Da eine Ernährungsumstellung nur dann langfristig erfolgreich sein kann, wenn sie individuellen Ansprüchen gerecht wird, gibt es niemals nur einen richtigen Weg. Es macht keinen Sinn Dinge zu essen, die nur gesund sind, aber keinen Genuss versprechen. Daher sind bei Wahl der Lebensmittel persönliche Vorlieben zu berücksichtigen. Da Verbote das Gegenteil bewirken können und den Spaß am Essen reduzieren, sind sie nicht geeignet. Entprechend können auch Süßigkeiten, Weißmehlprodukte, Rotwein und Co. – in kleiner Menge – in den Speiseplan integriert werden. Wer sich ohne Zwischenmahlzeiten unwohl fühlt, kann auf zuckerarme Snacks wie Rohkost ausweichen.

Wer negative Gefühle früher über Essen kompensiert hat, braucht sinnvolle Gegenstrategien.

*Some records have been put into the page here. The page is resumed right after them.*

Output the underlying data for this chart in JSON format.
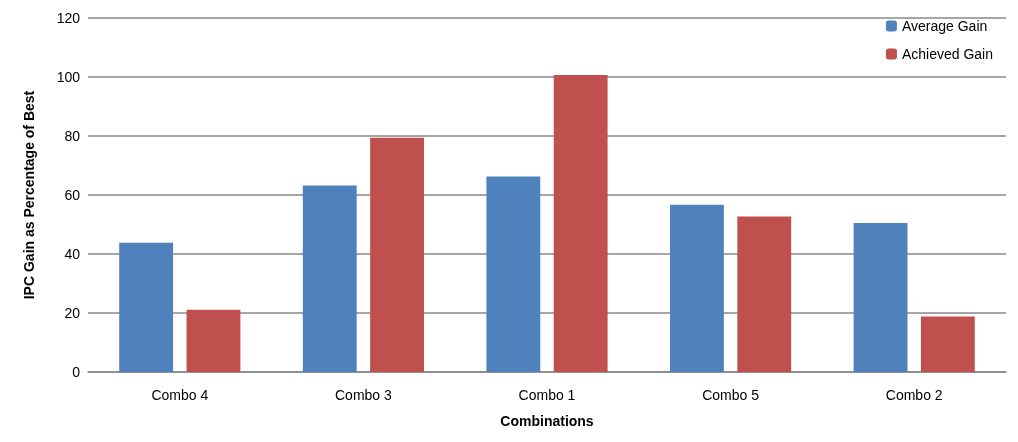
{
  "chart_data": {
    "type": "bar",
    "xlabel": "Combinations",
    "ylabel": "IPC Gain as Percentage of Best",
    "categories": [
      "Combo 4",
      "Combo 3",
      "Combo 1",
      "Combo 5",
      "Combo 2"
    ],
    "series": [
      {
        "name": "Average Gain",
        "color": "#4f81bd",
        "values": [
          43.8,
          63.2,
          66.3,
          56.7,
          50.5
        ]
      },
      {
        "name": "Achieved Gain",
        "color": "#c0504d",
        "values": [
          21.1,
          79.4,
          100.7,
          52.7,
          18.8
        ]
      }
    ],
    "ylim": [
      0,
      120
    ],
    "yticks": [
      0,
      20,
      40,
      60,
      80,
      100,
      120
    ],
    "grid": "y",
    "legend": "top right"
  }
}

Diesbezüglich können beispielsweise eine psychologische Unterstützung oder Gespräche mit Vertrauten, Entspannungsmethoden wie Yoga oder Meditation und auch körperliche Aktivitäten hilfreich sein.


Fazit

Um dem Anspruch an ein ganzheitliches Konzept gerecht zu werden, ist ein bewusster Lebensstil – neben der Ernährungsumstellung – sinnvoll. In diesem Zusammenhang sind eine moderate Bewegung, Entspannungsmethoden und Strategien zur Stressbewältigung als unterstützende Faktoren beim Abnehmen wichtig. Und schließlich führen viele Wege nach Rom und zum Wunschgewicht. Es gibt einige Grundprinzipien, die man(n) und Frau beachten sollte. Aber es gibt nicht Die Eine richtige Diät, sondern verschiedene Ernährungsformen, die dem individuellen Stoffwechselrhythmus angepasst werden sollten.